Une nouvelle forme de surveillance sonore, qui complèterait l'omniprésente surveillance visuelle des caméras vidéos, est-elle en train de voir le jour? Si les capacités actuelles de Shotspotter semblent incapables de reconnaître une voix dans la masse ou d'isoler une conversation distante, on doit bien avouer qu'une telle possibilité devient envisageable, et qu'il faudra peut-être bientôt faire attention aux paroles que l'on prononcera en public.

11 octobre 2006

Les dollars tombent du ciel pour les drones policiers

Le budget du ministère étatsunien de la sécurité intérieure (DHS) pour l'année 2007 prévoit d'attribuer 25 millions de dollars pour l'achat et la mise en service de drones de surveillance des frontières maritimes et terrestres du pays (ce qui inclut la frontière avec le Canada).
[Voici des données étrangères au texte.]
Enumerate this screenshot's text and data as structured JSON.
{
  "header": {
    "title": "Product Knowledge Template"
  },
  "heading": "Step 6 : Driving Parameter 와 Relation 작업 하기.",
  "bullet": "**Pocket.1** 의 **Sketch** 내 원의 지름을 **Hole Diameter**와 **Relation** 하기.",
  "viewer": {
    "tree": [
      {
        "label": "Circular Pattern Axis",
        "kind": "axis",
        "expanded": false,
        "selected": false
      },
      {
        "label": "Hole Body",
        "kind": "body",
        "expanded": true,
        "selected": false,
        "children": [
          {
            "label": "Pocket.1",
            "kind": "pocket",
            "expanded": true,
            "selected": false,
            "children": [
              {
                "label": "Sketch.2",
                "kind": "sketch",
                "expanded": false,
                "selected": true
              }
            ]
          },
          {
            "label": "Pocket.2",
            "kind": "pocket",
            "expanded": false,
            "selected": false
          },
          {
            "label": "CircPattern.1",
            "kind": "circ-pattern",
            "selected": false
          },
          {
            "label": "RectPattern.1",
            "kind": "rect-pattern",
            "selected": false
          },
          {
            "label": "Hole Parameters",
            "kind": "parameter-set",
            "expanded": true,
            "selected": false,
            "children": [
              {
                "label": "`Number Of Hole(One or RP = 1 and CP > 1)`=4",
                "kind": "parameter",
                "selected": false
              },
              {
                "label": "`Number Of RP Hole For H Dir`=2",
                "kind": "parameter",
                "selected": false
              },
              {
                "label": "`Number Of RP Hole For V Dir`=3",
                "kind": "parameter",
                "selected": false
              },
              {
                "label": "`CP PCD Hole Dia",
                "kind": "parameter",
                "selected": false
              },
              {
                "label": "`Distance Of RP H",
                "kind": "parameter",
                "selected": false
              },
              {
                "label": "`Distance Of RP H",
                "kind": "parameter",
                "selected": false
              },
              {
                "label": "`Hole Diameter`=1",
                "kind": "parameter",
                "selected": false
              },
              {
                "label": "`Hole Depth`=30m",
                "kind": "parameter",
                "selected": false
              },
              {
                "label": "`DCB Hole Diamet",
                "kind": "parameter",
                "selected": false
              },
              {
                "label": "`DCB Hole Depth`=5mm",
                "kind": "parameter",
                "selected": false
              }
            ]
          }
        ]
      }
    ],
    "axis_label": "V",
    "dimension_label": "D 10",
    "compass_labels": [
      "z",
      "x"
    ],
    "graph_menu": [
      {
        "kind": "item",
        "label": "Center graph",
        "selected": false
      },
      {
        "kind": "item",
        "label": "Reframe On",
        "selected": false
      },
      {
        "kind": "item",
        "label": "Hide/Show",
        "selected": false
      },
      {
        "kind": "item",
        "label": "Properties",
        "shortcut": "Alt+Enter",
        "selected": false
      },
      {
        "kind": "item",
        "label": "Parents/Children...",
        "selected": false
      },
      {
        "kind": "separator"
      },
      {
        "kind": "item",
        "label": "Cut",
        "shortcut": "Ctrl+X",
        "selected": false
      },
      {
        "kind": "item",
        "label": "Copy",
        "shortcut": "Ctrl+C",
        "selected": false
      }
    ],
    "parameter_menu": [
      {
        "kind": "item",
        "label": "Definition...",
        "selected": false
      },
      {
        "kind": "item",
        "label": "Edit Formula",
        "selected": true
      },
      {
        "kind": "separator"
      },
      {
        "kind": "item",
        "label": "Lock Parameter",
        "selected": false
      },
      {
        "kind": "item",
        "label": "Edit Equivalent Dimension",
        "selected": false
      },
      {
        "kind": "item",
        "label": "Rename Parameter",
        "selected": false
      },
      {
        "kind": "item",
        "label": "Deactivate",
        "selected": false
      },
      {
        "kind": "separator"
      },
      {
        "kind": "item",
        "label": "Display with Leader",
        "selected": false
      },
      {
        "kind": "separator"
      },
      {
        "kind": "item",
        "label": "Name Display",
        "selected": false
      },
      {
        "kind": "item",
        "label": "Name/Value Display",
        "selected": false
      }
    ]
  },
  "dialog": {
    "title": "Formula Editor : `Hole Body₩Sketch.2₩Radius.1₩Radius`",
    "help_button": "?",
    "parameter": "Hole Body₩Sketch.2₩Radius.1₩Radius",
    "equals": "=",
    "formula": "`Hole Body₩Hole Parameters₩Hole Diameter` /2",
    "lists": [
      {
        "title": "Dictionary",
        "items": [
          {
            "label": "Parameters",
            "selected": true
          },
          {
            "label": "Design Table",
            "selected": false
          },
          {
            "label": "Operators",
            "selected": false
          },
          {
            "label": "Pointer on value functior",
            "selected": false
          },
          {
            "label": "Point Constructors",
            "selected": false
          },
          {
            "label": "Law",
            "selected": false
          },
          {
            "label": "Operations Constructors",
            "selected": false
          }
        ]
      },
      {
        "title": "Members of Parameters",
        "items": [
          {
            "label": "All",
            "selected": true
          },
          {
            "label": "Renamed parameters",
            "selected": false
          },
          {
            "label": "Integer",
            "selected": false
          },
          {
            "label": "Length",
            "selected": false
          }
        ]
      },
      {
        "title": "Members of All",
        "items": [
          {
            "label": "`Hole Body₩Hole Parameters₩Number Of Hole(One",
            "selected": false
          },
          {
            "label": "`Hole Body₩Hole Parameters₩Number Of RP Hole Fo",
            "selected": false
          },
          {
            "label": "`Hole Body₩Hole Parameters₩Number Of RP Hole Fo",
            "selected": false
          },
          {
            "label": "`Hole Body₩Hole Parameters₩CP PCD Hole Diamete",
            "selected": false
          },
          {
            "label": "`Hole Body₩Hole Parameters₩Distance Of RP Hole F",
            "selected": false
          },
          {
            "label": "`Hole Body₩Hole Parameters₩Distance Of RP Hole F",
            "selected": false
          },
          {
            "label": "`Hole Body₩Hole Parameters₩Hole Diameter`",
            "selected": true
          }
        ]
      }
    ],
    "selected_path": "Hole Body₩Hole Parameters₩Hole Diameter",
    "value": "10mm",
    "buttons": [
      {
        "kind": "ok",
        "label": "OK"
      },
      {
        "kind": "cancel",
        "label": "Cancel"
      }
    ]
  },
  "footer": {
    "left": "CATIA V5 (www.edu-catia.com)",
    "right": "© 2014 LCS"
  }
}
Cette décision n'a donc pas été affectée par l'écrasement d'un tel engin en avril dernier en Arizona, qui avait soulevé la question de la sécurité entourant l'utilisation de ces aéronefs sans pilotes dans des environnements non-guerriers. Plus récemment, deux drone belges de la force de paix EUFOR se sont écrasés au Congo dans la capitale Kinshasa, le plus récent incident ayant tué une personne et en ayant blessé deux autres. L'Autorité Fédérale de l'Aviation (FAA) américaine, consciente de nombreuses questions encore non résolues sur ce point a d'ailleurs signifié au Shériff de Los Angeles qui prévoyait de tester son propre drone la nécessité d'obtenir un permis de vol spécifique avant de poursuivre toute expérimentation. De plus, la FAA a mandaté la société Lockheed Martin afin de l'aider à intégrer ces nouveaux objets volants au trafic aérien civil déjà passablement congestionné. Petit détail d'importance, Lockheed est l'un des principaux fabricants de drones aux USA. Cela n'aidera certainement pas à une évaluation objective de l'efficacité de ces outils pour des missions policières, qui laisse certains observateurs tel que l'Inspecteur du DHS dubitatif. Celui-ci a en effet déclaré au Congrès américain en décembre 2005 que les drones, en raison de la maintenance requise et de leur fragilité structurelle coûtaient environ deux fois plus cher à utiliser que des aéronefs avec pilotes. Cette voix discordante n'a visiblement pas eu un grand impact sur les législateurs.

19 septembre 2006

La caméra de surveillance voudrait vous dire un mot

Dans un nouvel effort de déshumanisation des relations humaines, la ville de Middlesbrough, au Royaume Uni, vient de franchir un pas de géant pour l'humanité. Elle vient en effet d'installer sept caméras de surveillance munies de haut-parleurs, comme nous l'apprend une dépêche de l'AFP reprise dans La Presse. Ces haut-parleurs permettent aux opérateurs des caméras d'interpeller directement les personnes surprises en train de commettre des "incivilités" comme jeter des papiers gras par terre, traverser en dehors des passages piétons, ou vandaliser des équipements publics. Selon un conseiller municipal, il s'agit d'une "espèce d'humiliation publique, mais cela signifie que les gens ne recommenceront plus"... Ou peut-être vont-ils justement trouver distrayant de provoquer cette voix qui descend du ciel? Par ailleurs, ce souci de "nettoyer" l'espace urbain de tout signe visible de désordre donne lieu à une nouvelle forme de pollution sonore qui aura certainement vite fait d'exaspérer les piétons.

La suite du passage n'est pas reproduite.